Optical communication systems are widely used for high capacity data transmission over short and long distances. Currently, simple binary modulation formats, such as on-off keying encoding one bit per symbol, are mostly used (e.g., in 10 Gb/s data transmission systems).
New generations of high capacity optical communication systems are designed to employ advanced modulation formats, such as quadrature amplitude modulation, in combination with polarization multiplexing and coherent detection. This way, a higher capacity data transmission (e.g., 100 Gb/s) and a higher spectral efficiency can be achieved.

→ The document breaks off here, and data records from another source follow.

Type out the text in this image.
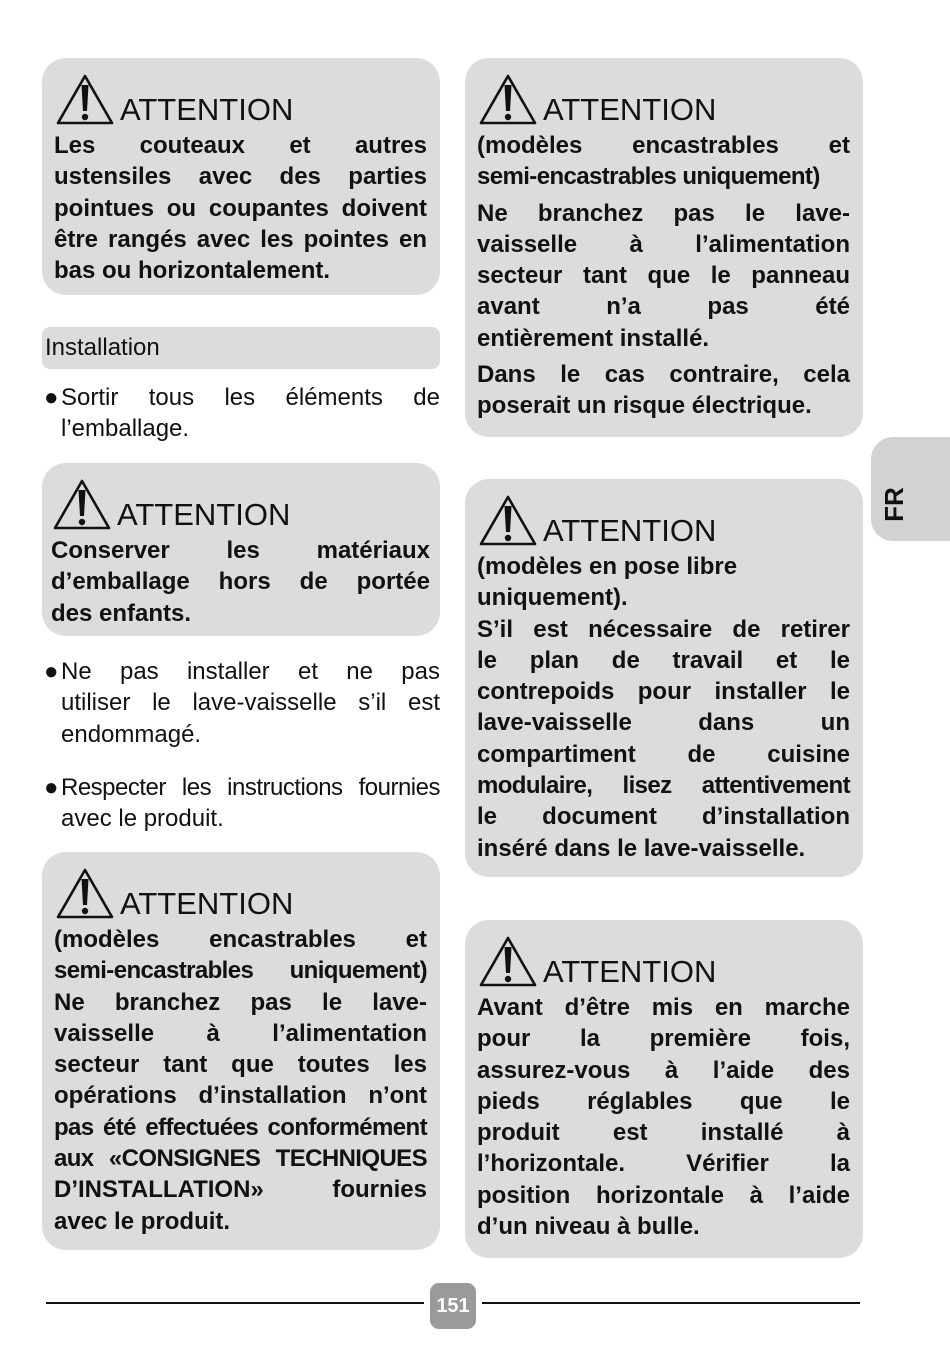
ATTENTION

Les couteaux et autres

ustensiles avec des parties

pointues ou coupantes doivent

être rangés avec les pointes en

bas ou horizontalement.

Installation
● Sortir tous les éléments de

l’emballage.

ATTENTION

Conserver les matériaux

d’emballage hors de portée

des enfants.

● Ne pas installer et ne pas

utiliser le lave-vaisselle s’il est

endommagé.

● Respecter les instructions fournies

avec le produit.

ATTENTION

(modèles encastrables et

semi-encastrables uniquement)

Ne branchez pas le lave-

vaisselle à l’alimentation

secteur tant que toutes les

opérations d’installation n’ont

pas été effectuées conformément

aux «CONSIGNES TECHNIQUES

D’INSTALLATION» fournies

avec le produit.

ATTENTION

(modèles encastrables et

semi-encastrables uniquement)

Ne branchez pas le lave-

vaisselle à l’alimentation

secteur tant que le panneau

avant n’a pas été

entièrement installé.

Dans le cas contraire, cela

poserait un risque électrique.

ATTENTION

(modèles en pose libre

uniquement).

S’il est nécessaire de retirer

le plan de travail et le

contrepoids pour installer le

lave-vaisselle dans un

compartiment de cuisine

modulaire, lisez attentivement

le document d’installation

inséré dans le lave-vaisselle.

ATTENTION

Avant d’être mis en marche

pour la première fois,

assurez-vous à l’aide des

pieds réglables que le

produit est installé à

l’horizontale. Vérifier la

position horizontale à l’aide

d’un niveau à bulle.

FR
151
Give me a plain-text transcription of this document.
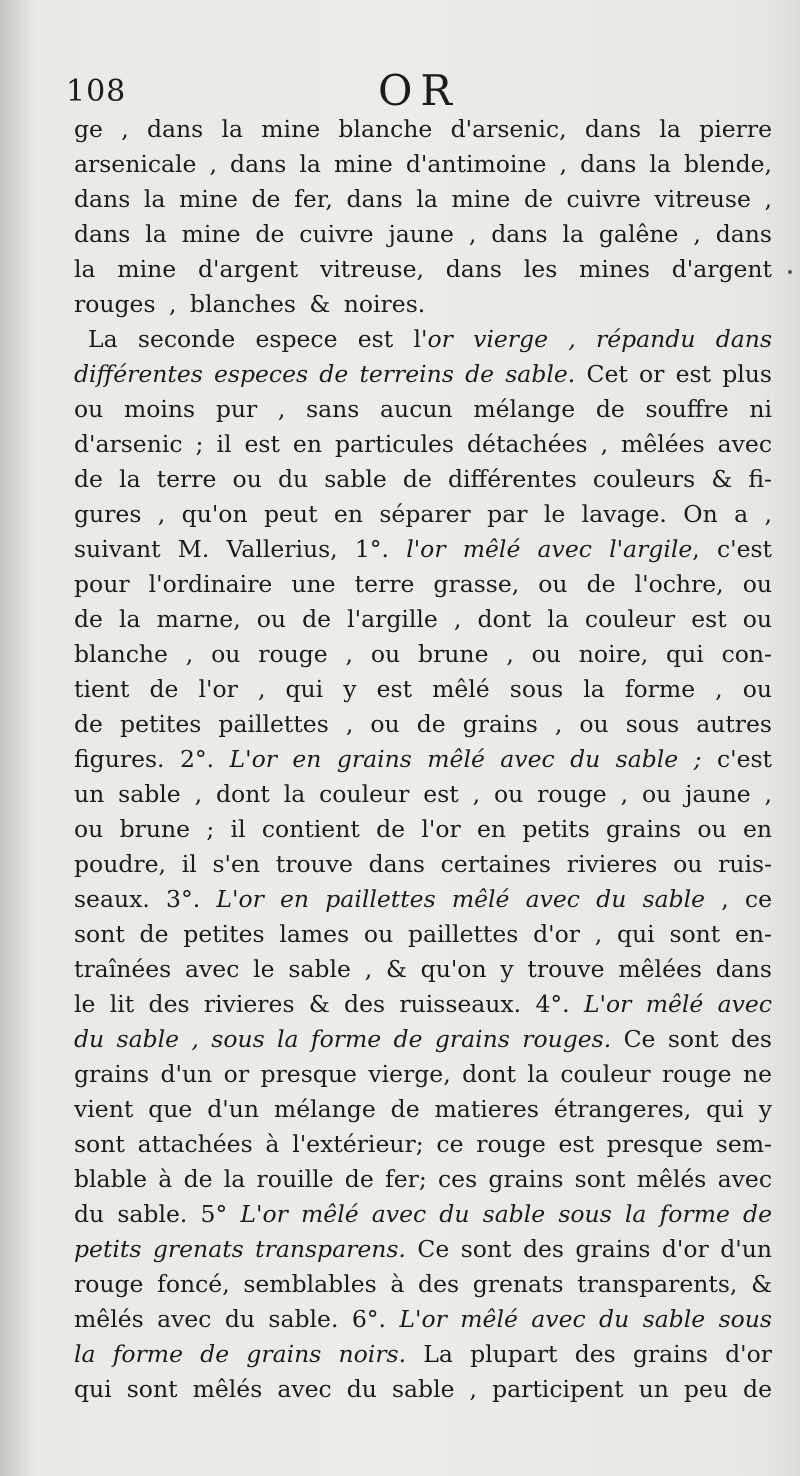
108	OR
ge , dans la mine blanche d'arsenic, dans la pierre
arsenicale , dans la mine d'antimoine , dans la blende,
dans la mine de fer, dans la mine de cuivre vitreuse ,
dans la mine de cuivre jaune , dans la galêne , dans
la mine d'argent vitreuse, dans les mines d'argent
rouges , blanches & noires.
La seconde espece est l'or vierge , répandu dans
différentes especes de terreins de sable. Cet or est plus
ou moins pur , sans aucun mélange de souffre ni
d'arsenic ; il est en particules détachées , mêlées avec
de la terre ou du sable de différentes couleurs & fi-
gures , qu'on peut en séparer par le lavage. On a ,
suivant M. Vallerius, 1°. l'or mêlé avec l'argile, c'est
pour l'ordinaire une terre grasse, ou de l'ochre, ou
de la marne, ou de l'argille , dont la couleur est ou
blanche , ou rouge , ou brune , ou noire, qui con-
tient de l'or , qui y est mêlé sous la forme , ou
de petites paillettes , ou de grains , ou sous autres
figures. 2°. L'or en grains mêlé avec du sable ; c'est
un sable , dont la couleur est , ou rouge , ou jaune ,
ou brune ; il contient de l'or en petits grains ou en
poudre, il s'en trouve dans certaines rivieres ou ruis-
seaux. 3°. L'or en paillettes mêlé avec du sable , ce
sont de petites lames ou paillettes d'or , qui sont en-
traînées avec le sable , & qu'on y trouve mêlées dans
le lit des rivieres & des ruisseaux. 4°. L'or mêlé avec
du sable , sous la forme de grains rouges. Ce sont des
grains d'un or presque vierge, dont la couleur rouge ne
vient que d'un mélange de matieres étrangeres, qui y
sont attachées à l'extérieur; ce rouge est presque sem-
blable à de la rouille de fer; ces grains sont mêlés avec
du sable. 5° L'or mêlé avec du sable sous la forme de
petits grenats transparens. Ce sont des grains d'or d'un
rouge foncé, semblables à des grenats transparents, &
mêlés avec du sable. 6°. L'or mêlé avec du sable sous
la forme de grains noirs. La plupart des grains d'or
qui sont mêlés avec du sable , participent un peu de
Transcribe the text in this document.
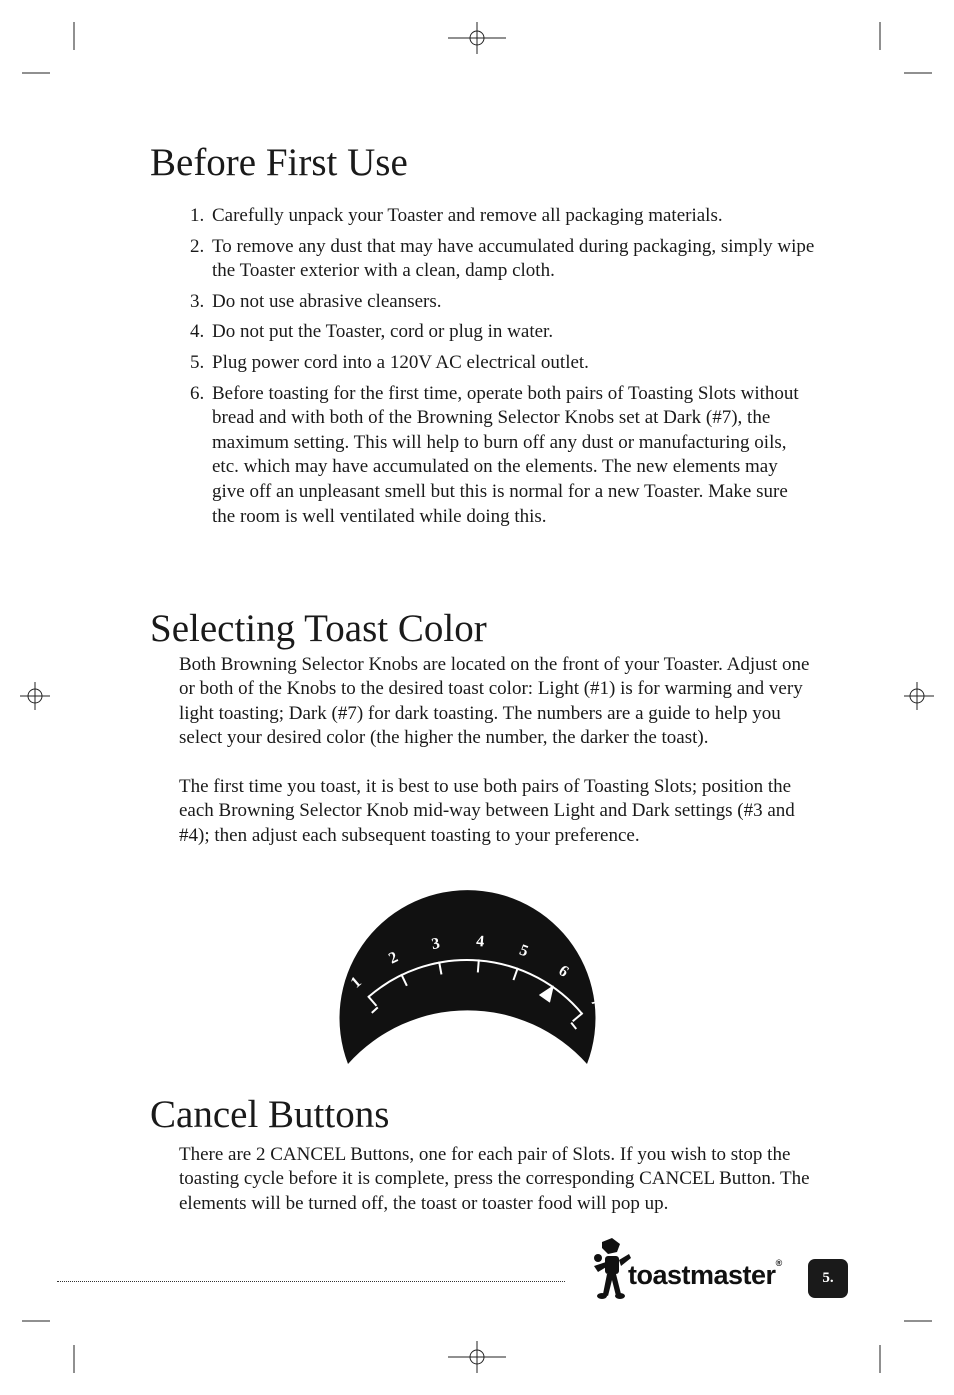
Before First Use
1. Carefully unpack your Toaster and remove all packaging materials.
2. To remove any dust that may have accumulated during packaging, simply wipe the Toaster exterior with a clean, damp cloth.
3. Do not use abrasive cleansers.
4. Do not put the Toaster, cord or plug in water.
5. Plug power cord into a 120V AC electrical outlet.
6. Before toasting for the first time, operate both pairs of Toasting Slots without bread and with both of the Browning Selector Knobs set at Dark (#7), the maximum setting. This will help to burn off any dust or manufacturing oils, etc. which may have accumulated on the elements. The new elements may give off an unpleasant smell but this is normal for a new Toaster. Make sure the room is well ventilated while doing this.
Selecting Toast Color

Both Browning Selector Knobs are located on the front of your Toaster. Adjust one or both of the Knobs to the desired toast color: Light (#1) is for warming and very light toasting; Dark (#7) for dark toasting. The numbers are a guide to help you select your desired color (the higher the number, the darker the toast).

The first time you toast, it is best to use both pairs of Toasting Slots; position the each Browning Selector Knob mid-way between Light and Dark settings (#3 and #4); then adjust each subsequent toasting to your preference.

1
2
3 4 5
6
7
Cancel Buttons

There are 2 CANCEL Buttons, one for each pair of Slots. If you wish to stop the toasting cycle before it is complete, press the corresponding CANCEL Button. The elements will be turned off, the toast or toaster food will pop up.

toastmaster®
5.
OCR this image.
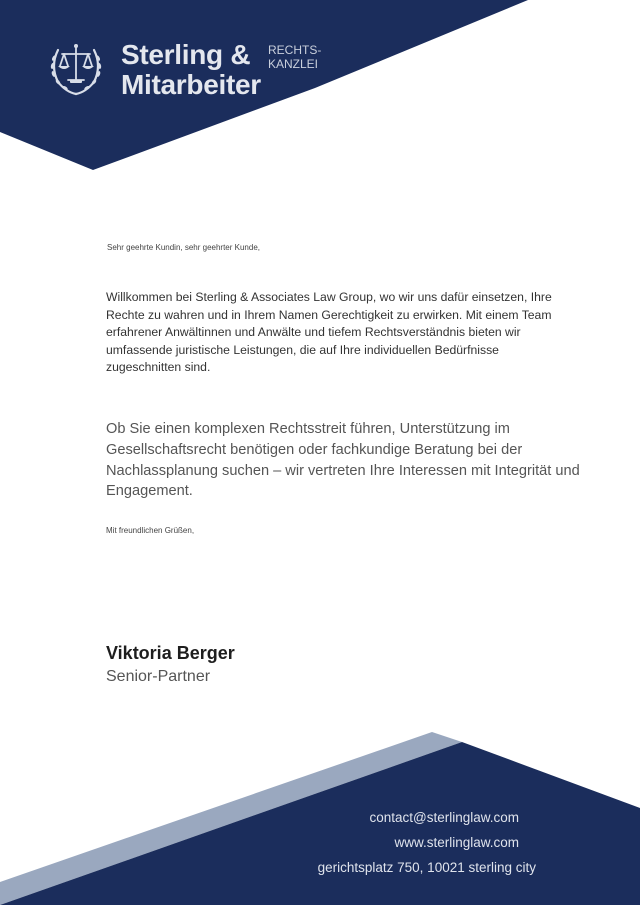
Sterling &
Mitarbeiter
RECHTS-
KANZLEI
Sehr geehrte Kundin, sehr geehrter Kunde,
Willkommen bei Sterling & Associates Law Group, wo wir uns dafür einsetzen, Ihre Rechte zu wahren und in Ihrem Namen Gerechtigkeit zu erwirken. Mit einem Team erfahrener Anwältinnen und Anwälte und tiefem Rechtsverständnis bieten wir umfassende juristische Leistungen, die auf Ihre individuellen Bedürfnisse zugeschnitten sind.
Ob Sie einen komplexen Rechtsstreit führen, Unterstützung im Gesellschaftsrecht benötigen oder fachkundige Beratung bei der Nachlassplanung suchen – wir vertreten Ihre Interessen mit Integrität und Engagement.
Mit freundlichen Grüßen,
Viktoria Berger
Senior-Partner
contact@sterlinglaw.com
www.sterlinglaw.com
gerichtsplatz 750, 10021 sterling city
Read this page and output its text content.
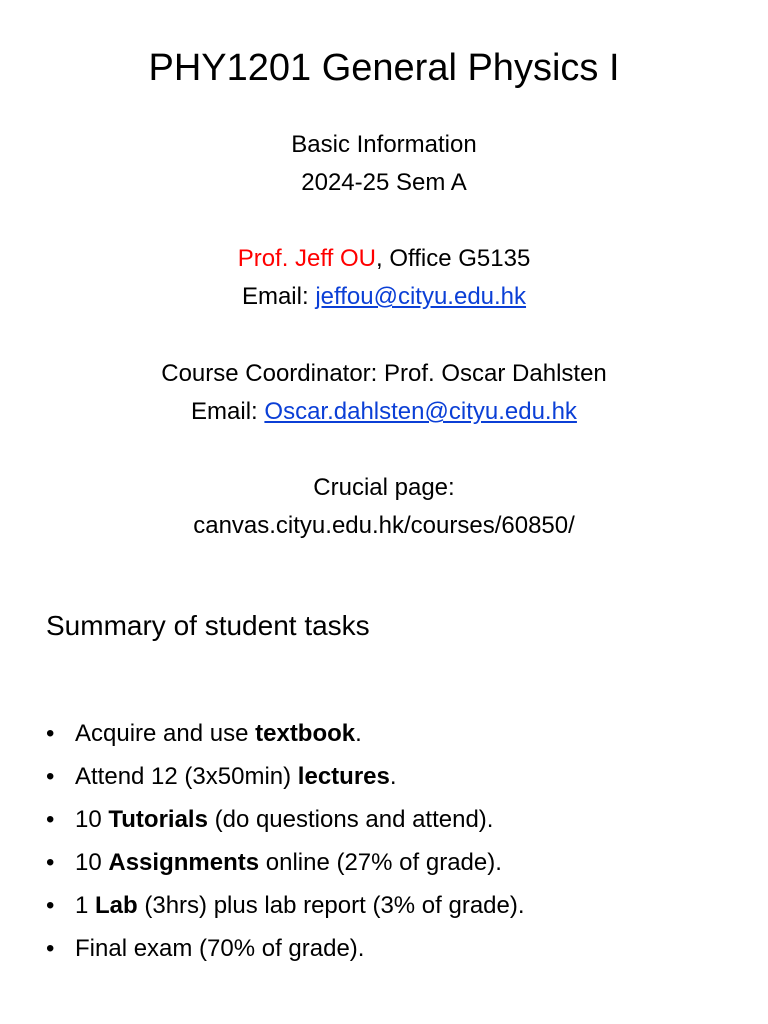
PHY1201 General Physics I
Basic Information
2024-25 Sem A
Prof. Jeff OU, Office G5135
Email: jeffou@cityu.edu.hk
Course Coordinator: Prof. Oscar Dahlsten
Email: Oscar.dahlsten@cityu.edu.hk
Crucial page:
canvas.cityu.edu.hk/courses/60850/
Summary of student tasks
• Acquire and use textbook.
• Attend 12 (3x50min) lectures.
• 10 Tutorials (do questions and attend).
• 10 Assignments online (27% of grade).
• 1 Lab (3hrs) plus lab report (3% of grade).
• Final exam (70% of grade).
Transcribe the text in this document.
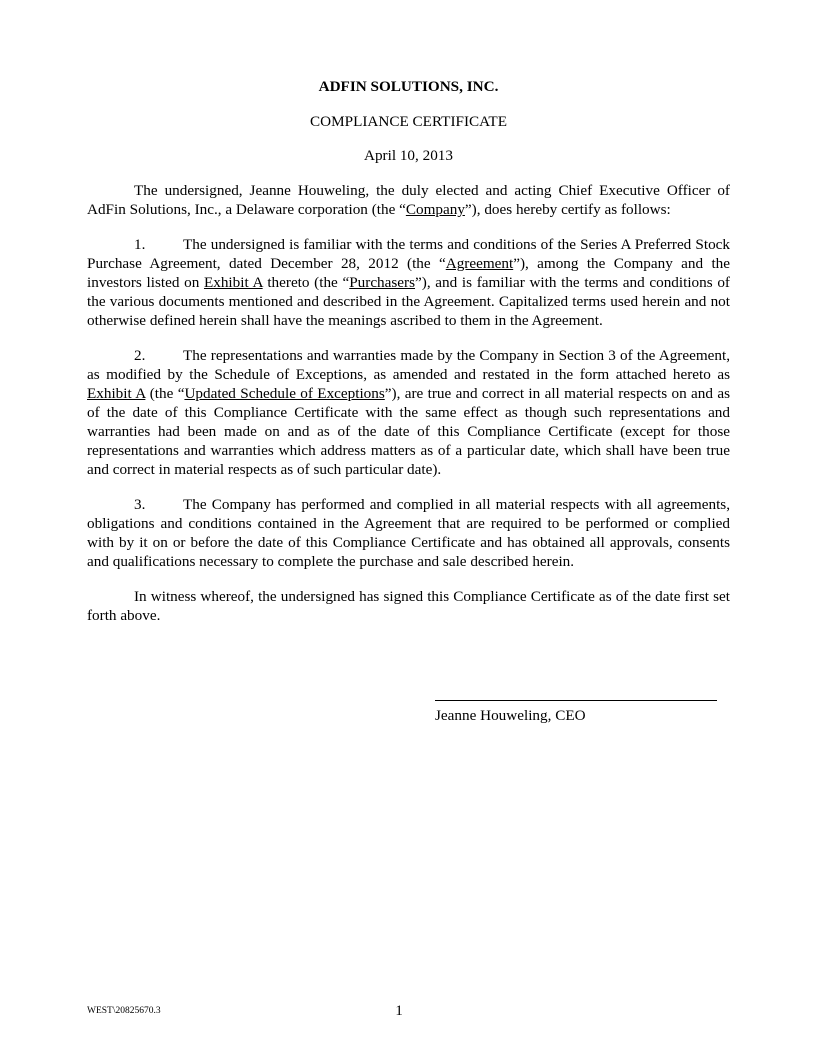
ADFIN SOLUTIONS, INC.

COMPLIANCE CERTIFICATE

April 10, 2013

The undersigned, Jeanne Houweling, the duly elected and acting Chief Executive Officer of AdFin Solutions, Inc., a Delaware corporation (the “Company”), does hereby certify as follows:

1. The undersigned is familiar with the terms and conditions of the Series A Preferred Stock Purchase Agreement, dated December 28, 2012 (the “Agreement”), among the Company and the investors listed on Exhibit A thereto (the “Purchasers”), and is familiar with the terms and conditions of the various documents mentioned and described in the Agreement. Capitalized terms used herein and not otherwise defined herein shall have the meanings ascribed to them in the Agreement.

2. The representations and warranties made by the Company in Section 3 of the Agreement, as modified by the Schedule of Exceptions, as amended and restated in the form attached hereto as Exhibit A (the “Updated Schedule of Exceptions”), are true and correct in all material respects on and as of the date of this Compliance Certificate with the same effect as though such representations and warranties had been made on and as of the date of this Compliance Certificate (except for those representations and warranties which address matters as of a particular date, which shall have been true and correct in material respects as of such particular date).

3. The Company has performed and complied in all material respects with all agreements, obligations and conditions contained in the Agreement that are required to be performed or complied with by it on or before the date of this Compliance Certificate and has obtained all approvals, consents and qualifications necessary to complete the purchase and sale described herein.

In witness whereof, the undersigned has signed this Compliance Certificate as of the date first set forth above.

Jeanne Houweling, CEO
WEST\20825670.3	1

For data recovery in coherent optical communication receivers, the characterization of the chromatic dispersion (CD) of the optical receive signal is important. When the chromatic dispersion is characterized, the optical communication receiver can compensate the chromatic dispersion using digital signal processing techniques.
However, there exists no efficient approach for characterizing the chromatic dispersion of an optical receive signal for a variety of different modulation formats, multiplexing schemes and/or detection schemes.
Furthermore, an efficient characterization of the chromatic dispersion in extremely bandlimited systems, such as Nyquist systems with small roll-off factors or faster than Nyquist systems, is challenging.
In F. N. Hauske, Z. Zhang, C. Li, C. Xie, Q. Xiong, “Precise, Robust and Least Complexity CD estimation”, in Proc. OFC, Los Angeles, USA, 2011, Paper JWA32, a chromatic dispersion estimation approach is described. The estimation approach is suitable for non-bandlimited systems.